President James K. Polk also used the term “invasion” when he told Congress that Mexico had sent an armed force onto U.S. territory, “shed American blood upon the American soil,” and “proclaimed that hostilities have commenced.” He requested and received a declaration of war against Mexico. Notably, when Congress discovered that Polk had lied about the attack by Mexican forces, the House of Representatives, led by then-Representative Abraham Lincoln, passed language to censure Polk for “unnecessarily and unconstitutionally” proclaiming an “invasion” to aggrandize presidential power. Furthermore, the idea that the president has broad inherent power over immigration that allows him to override duly-enacted laws is unfounded and damaging. Congress, not the president, has the authority to make laws, including our immigration laws. And as the courts have long recognized, Congress has created a “comprehensive scheme governing all aspects of immigration and naturalization.”

The president has no authority to abandon or rewrite this comprehensive scheme; to the contrary, the president’s constitutional role is to take care that our immigration laws are faithfully executed.

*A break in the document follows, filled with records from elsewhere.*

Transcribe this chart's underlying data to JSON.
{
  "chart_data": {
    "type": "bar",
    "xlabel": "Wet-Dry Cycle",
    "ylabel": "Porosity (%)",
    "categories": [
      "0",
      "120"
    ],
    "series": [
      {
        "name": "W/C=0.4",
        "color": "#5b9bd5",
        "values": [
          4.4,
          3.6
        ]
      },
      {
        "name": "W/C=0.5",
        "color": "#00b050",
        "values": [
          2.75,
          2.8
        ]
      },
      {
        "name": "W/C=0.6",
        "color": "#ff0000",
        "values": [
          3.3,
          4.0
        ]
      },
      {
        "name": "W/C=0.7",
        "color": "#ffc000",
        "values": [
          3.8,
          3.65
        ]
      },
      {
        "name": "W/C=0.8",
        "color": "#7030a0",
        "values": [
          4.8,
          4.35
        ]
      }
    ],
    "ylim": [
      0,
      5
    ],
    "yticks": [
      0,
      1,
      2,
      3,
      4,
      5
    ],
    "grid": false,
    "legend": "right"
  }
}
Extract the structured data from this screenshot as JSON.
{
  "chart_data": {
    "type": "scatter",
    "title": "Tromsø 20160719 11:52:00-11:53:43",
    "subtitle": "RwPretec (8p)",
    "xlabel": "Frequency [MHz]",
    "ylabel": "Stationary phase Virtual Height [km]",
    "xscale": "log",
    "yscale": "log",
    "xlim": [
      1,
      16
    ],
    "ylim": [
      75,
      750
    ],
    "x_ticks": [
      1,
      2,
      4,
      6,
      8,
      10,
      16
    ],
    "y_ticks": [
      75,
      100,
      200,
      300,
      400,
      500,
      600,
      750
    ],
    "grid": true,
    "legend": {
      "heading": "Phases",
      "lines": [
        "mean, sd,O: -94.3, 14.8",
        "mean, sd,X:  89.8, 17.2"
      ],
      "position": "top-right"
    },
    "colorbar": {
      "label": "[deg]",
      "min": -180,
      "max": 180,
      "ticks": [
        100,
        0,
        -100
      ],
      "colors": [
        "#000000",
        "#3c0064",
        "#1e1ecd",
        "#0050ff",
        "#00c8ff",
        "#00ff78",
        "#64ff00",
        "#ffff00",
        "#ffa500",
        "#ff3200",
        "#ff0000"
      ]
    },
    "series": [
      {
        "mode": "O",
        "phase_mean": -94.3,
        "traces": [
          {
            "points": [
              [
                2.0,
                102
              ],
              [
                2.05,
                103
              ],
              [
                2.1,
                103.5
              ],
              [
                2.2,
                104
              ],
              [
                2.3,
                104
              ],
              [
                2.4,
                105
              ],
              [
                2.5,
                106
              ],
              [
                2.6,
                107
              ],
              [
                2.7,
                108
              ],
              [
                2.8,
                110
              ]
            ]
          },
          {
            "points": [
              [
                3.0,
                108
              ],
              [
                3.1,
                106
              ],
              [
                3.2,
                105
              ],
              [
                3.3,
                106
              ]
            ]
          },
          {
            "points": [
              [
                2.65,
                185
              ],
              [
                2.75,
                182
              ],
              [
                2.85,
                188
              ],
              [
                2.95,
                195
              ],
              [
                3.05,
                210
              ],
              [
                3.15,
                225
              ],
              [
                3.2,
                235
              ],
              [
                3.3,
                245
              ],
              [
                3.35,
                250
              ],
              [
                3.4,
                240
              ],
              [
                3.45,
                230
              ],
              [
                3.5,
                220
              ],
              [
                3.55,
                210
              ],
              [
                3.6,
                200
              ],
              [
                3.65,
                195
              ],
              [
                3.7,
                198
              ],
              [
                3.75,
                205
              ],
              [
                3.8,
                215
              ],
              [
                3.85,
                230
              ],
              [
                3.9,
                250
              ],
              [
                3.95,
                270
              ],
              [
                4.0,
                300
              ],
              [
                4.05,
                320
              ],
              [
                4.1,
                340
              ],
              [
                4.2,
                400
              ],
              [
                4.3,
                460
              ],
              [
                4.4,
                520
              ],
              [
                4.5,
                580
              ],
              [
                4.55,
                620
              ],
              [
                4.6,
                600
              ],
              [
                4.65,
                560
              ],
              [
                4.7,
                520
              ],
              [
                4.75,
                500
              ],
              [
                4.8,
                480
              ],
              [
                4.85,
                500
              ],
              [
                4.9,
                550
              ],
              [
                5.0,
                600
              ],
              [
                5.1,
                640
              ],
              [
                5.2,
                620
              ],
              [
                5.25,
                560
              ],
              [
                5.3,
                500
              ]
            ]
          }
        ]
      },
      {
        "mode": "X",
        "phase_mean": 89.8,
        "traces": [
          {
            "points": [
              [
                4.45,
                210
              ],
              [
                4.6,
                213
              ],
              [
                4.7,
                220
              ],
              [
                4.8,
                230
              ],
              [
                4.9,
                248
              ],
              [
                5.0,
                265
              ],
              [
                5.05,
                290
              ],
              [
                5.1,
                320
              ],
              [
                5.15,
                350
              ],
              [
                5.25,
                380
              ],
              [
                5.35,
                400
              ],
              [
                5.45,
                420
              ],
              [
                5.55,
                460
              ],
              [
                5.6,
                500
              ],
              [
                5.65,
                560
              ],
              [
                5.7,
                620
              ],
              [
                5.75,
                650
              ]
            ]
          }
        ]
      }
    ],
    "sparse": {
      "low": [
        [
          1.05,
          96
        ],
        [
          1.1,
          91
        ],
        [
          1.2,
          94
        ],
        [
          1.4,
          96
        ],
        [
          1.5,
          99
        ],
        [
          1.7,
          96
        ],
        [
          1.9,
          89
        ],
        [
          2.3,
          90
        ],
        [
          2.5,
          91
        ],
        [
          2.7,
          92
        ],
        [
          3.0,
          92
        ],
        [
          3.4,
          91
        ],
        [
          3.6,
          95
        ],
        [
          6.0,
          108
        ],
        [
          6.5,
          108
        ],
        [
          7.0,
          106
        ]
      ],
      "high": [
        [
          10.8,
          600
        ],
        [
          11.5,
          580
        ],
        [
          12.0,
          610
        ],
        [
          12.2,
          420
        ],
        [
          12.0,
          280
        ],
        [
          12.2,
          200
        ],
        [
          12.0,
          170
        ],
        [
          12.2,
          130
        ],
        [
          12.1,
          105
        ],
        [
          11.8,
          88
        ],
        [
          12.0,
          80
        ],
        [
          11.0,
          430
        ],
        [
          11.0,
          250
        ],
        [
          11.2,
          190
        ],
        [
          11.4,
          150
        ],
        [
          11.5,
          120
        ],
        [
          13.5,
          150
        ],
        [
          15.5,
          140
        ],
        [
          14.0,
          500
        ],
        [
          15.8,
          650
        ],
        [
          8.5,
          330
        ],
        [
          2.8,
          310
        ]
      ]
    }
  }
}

Knauff v. Shaughnessy, which you cite in your Proclamation, does not support your claim to broad presidential power—and the language that you quote from that case is stripped of its context. Knauff, like other cases before and after it, simply upholds Congress’s authority to delegate important questions relating to immigration to the president, given the president’s constitutional role in managing foreign relations. Nothing in Knauff says that the president can violate laws passed by Congress, rather than complying with those laws. Any suggestion otherwise would fly in the face of the Supreme Court’s longstanding Youngstown Sheet & Tube Co. v. Sawyer framework. As Youngstown makes clear, where the president and Congress share power, the president may not act contrary to the laws Congress has passed. That fundamental rule would not change even if our nation were being invaded. As Justice William O. Douglas stated in his Youngstown concurrence, “[O]ur history and tradition rebel at the thought that the [Constitution’s] grant of military power [to the president] carries with it authority over civilian affairs.”

The United States is not being invaded, it is not at war with migrants, and you must uphold our duly-enacted immigration laws. We have full faith that the courts will stand firm in the face of your attacks on the separation of powers. We call on you to rescind your Proclamation and work with Congress to pass much-needed, overdue bipartisan immigration reform that respects immigrants’ dignity and the rule of law.